Encyclopedia of Religion, edited by Lindsay Jones, volume 13, second edition, Macmillan Reference USA, 2005.
New Catholic Encyclopedia, volume 13, second edition, Gale, 2003.
Catholic Insight, January-February 1998.
U.S. Catholic, November 2005.
Thérèse of Lisieux
THÉRÈSE OF LISIEUX
THÉRÈSE OF LISIEUX (1873–1897), epithet of Thérèse Martin, French Carmelite nun and Catholic saint. Thérèse was the youngest of nine children born to Louis and Zélie Martin. When Thérèse was eight her family moved to the small Norman town of Lisieux, where she was to spend the remainder of her life, with the exception of one pilgrimage to Rome shortly before she entered the convent. Within a few years of the family's arrival in the town, Thérèse's two older sisters became nuns at the cloistered convent of Discalced Carmelites in Lisieux, and at an early age Thérèse decided to join them. Her first application to enter the convent, made when she was fourteen, was rejected on account of her age, but at fifteen she entered the convent.
In the cloister Thérèse exhibited unswerving fidelity to the Carmelite rule and unfailing kindness to the convent's twenty-five nuns, some of whom had quite unattractive personalities. However, the full dimensions of her spiritual life became evident only in her posthumously published autobiography. Eighteen months before her death she manifested signs of a fatal tubercular condition, and her last months were plagued by extreme pain and even nagging temptations against faith. She died at the age of twenty-four, exclaiming, "My God, I love you."
During the last years of her life Thérèse wrote her memoirs in three separate sections, mostly at the request of the convent's superior. One year after her death the memoirs were published under the title L'histoire d'une âme (The Story of a Soul). The simple book, written in epistolary style, is a candid recounting of her own unfailing love for and confidence in the goodness of God, and it achieved instant and enormous popularity in translations into many languages. In the next fifteen years alone more than a million copies were printed. This worldwide response prompted the Holy See to waive the usual fifty-year waiting period, and Thérèse was beatified in 1923 and canonized in 1925. In the bull of canonization, Pius XI said that she had achieved sanctity "without going beyond the common order of things."
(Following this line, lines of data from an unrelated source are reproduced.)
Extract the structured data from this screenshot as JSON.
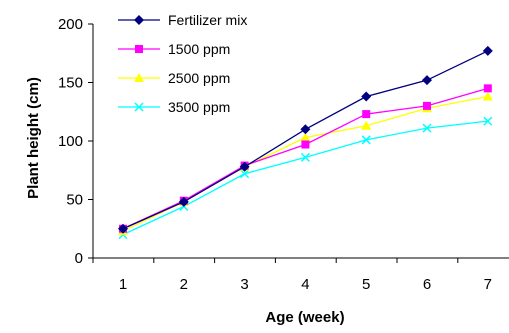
{
  "chart_data": {
    "type": "line",
    "x": [
      1,
      2,
      3,
      4,
      5,
      6,
      7
    ],
    "xlabel": "Age (week)",
    "ylabel": "Plant height (cm)",
    "ylim": [
      0,
      200
    ],
    "yticks": [
      0,
      50,
      100,
      150,
      200
    ],
    "grid": false,
    "legend_position": "top-left",
    "series": [
      {
        "name": "Fertilizer mix",
        "color": "#000080",
        "marker": "diamond",
        "values": [
          25,
          48,
          78,
          110,
          138,
          152,
          177
        ]
      },
      {
        "name": "1500 ppm",
        "color": "#ff00ff",
        "marker": "square",
        "values": [
          25,
          49,
          79,
          97,
          123,
          130,
          145
        ]
      },
      {
        "name": "2500 ppm",
        "color": "#ffff00",
        "marker": "triangle",
        "values": [
          23,
          48,
          78,
          103,
          113,
          128,
          138
        ]
      },
      {
        "name": "3500 ppm",
        "color": "#00ffff",
        "marker": "x",
        "values": [
          20,
          44,
          72,
          86,
          101,
          111,
          117
        ]
      }
    ]
  }
}
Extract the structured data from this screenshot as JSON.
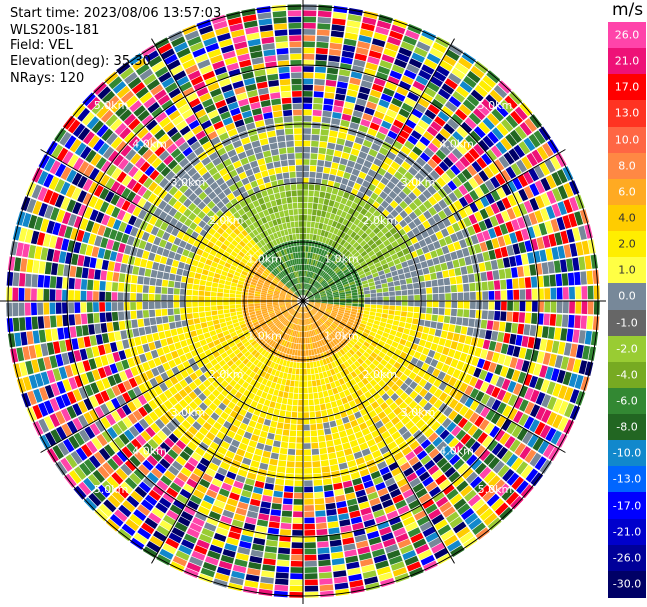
{
  "header": {
    "start_time": "Start time: 2023/08/06 13:57:03",
    "instrument": "WLS200s-181",
    "field": "Field: VEL",
    "elevation": "Elevation(deg): 35.30",
    "nrays": "NRays: 120"
  },
  "colorbar": {
    "unit": "m/s",
    "ticks": [
      "26.0",
      "21.0",
      "17.0",
      "13.0",
      "10.0",
      "8.0",
      "6.0",
      "4.0",
      "2.0",
      "1.0",
      "0.0",
      "-1.0",
      "-2.0",
      "-4.0",
      "-6.0",
      "-8.0",
      "-10.0",
      "-13.0",
      "-17.0",
      "-21.0",
      "-26.0",
      "-30.0"
    ],
    "colors": [
      "#ff44aa",
      "#ee1177",
      "#ff0000",
      "#ff3322",
      "#ff6644",
      "#ff8844",
      "#ffaa22",
      "#ffcc00",
      "#ffee00",
      "#ffff44",
      "#778899",
      "#666666",
      "#99cc33",
      "#77aa22",
      "#338833",
      "#226622",
      "#1188cc",
      "#0066ff",
      "#0000ff",
      "#0000cc",
      "#000099",
      "#000066"
    ]
  },
  "range_labels": [
    "1.0km",
    "2.0km",
    "3.0km",
    "4.0km",
    "5.0km",
    "6.0km"
  ]
}
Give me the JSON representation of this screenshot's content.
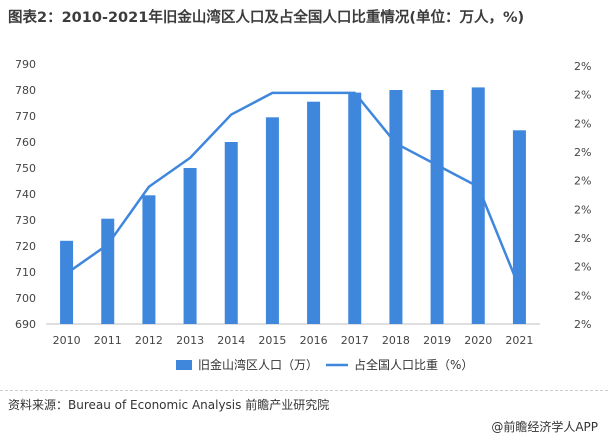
{
  "title": "图表2：2010-2021年旧金山湾区人口及占全国人口比重情况(单位：万人，%)",
  "source": "资料来源：Bureau of Economic Analysis 前瞻产业研究院",
  "credit": "@前瞻经济学人APP",
  "colors": {
    "bar": "#3f87dd",
    "line": "#3f87dd",
    "axis": "#bfbfbf"
  },
  "chart_data": {
    "type": "bar",
    "categories": [
      "2010",
      "2011",
      "2012",
      "2013",
      "2014",
      "2015",
      "2016",
      "2017",
      "2018",
      "2019",
      "2020",
      "2021"
    ],
    "series": [
      {
        "name": "旧金山湾区人口（万）",
        "type": "bar",
        "axis": "left",
        "values": [
          722,
          730.5,
          739.5,
          750,
          760,
          769.5,
          775.5,
          779,
          780,
          780,
          781,
          764.5
        ]
      },
      {
        "name": "占全国人口比重（%）",
        "type": "line",
        "axis": "right",
        "values": [
          2.335,
          2.339,
          2.347,
          2.351,
          2.357,
          2.36,
          2.36,
          2.36,
          2.353,
          2.35,
          2.347,
          2.333
        ]
      }
    ],
    "y_left": {
      "min": 690,
      "max": 790,
      "ticks": [
        "690",
        "700",
        "710",
        "720",
        "730",
        "740",
        "750",
        "760",
        "770",
        "780",
        "790"
      ]
    },
    "y_right": {
      "min": 2.328,
      "max": 2.364,
      "tick_label": "2%",
      "tick_count": 10
    },
    "xlabel": "",
    "ylabel": "",
    "grid": false,
    "legend": "bottom-center"
  }
}
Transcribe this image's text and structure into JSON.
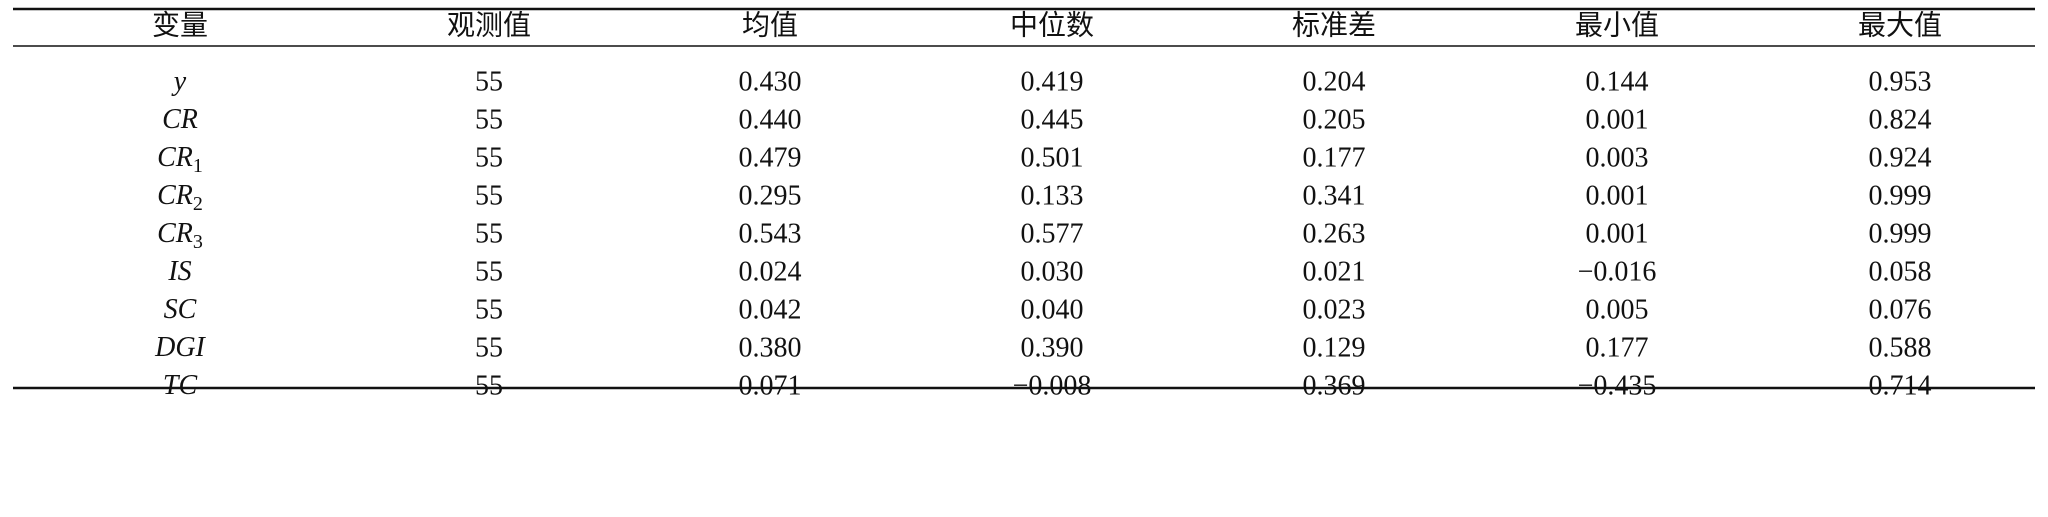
{
  "table": {
    "header": [
      "变量",
      "观测值",
      "均值",
      "中位数",
      "标准差",
      "最小值",
      "最大值"
    ],
    "rows": [
      {
        "variable": "y",
        "values": [
          55,
          "0.430",
          "0.419",
          "0.204",
          "0.144",
          "0.953"
        ]
      },
      {
        "variable": "CR",
        "values": [
          55,
          "0.440",
          "0.445",
          "0.205",
          "0.001",
          "0.824"
        ]
      },
      {
        "variable": "CR",
        "subscript": "1",
        "values": [
          55,
          "0.479",
          "0.501",
          "0.177",
          "0.003",
          "0.924"
        ]
      },
      {
        "variable": "CR",
        "subscript": "2",
        "values": [
          55,
          "0.295",
          "0.133",
          "0.341",
          "0.001",
          "0.999"
        ]
      },
      {
        "variable": "CR",
        "subscript": "3",
        "values": [
          55,
          "0.543",
          "0.577",
          "0.263",
          "0.001",
          "0.999"
        ]
      },
      {
        "variable": "IS",
        "values": [
          55,
          "0.024",
          "0.030",
          "0.021",
          "−0.016",
          "0.058"
        ]
      },
      {
        "variable": "SC",
        "values": [
          55,
          "0.042",
          "0.040",
          "0.023",
          "0.005",
          "0.076"
        ]
      },
      {
        "variable": "DGI",
        "values": [
          55,
          "0.380",
          "0.390",
          "0.129",
          "0.177",
          "0.588"
        ]
      },
      {
        "variable": "TC",
        "values": [
          55,
          "0.071",
          "−0.008",
          "0.369",
          "−0.435",
          "0.714"
        ]
      }
    ]
  }
}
Of the many English translations of L'histoire d'une âme, perhaps the most readable is Ronald Knox's Autobiography of St. Thérèse of Lisieux (New York, 1958), which is done in Knox's usual felicitous style. Other of Thérèse's writings are contained in Collected Letters of St. Thérèse of Lisieux, edited by Abbé André Combes and translated by Frank J. Sheed (New York, 1949). For a short but incisive biography, see John Beevers's Storm of Glory (New York, 1950); for a more critical study, see my book The Search for St. Thérèse (Garden City, N. Y., 1961).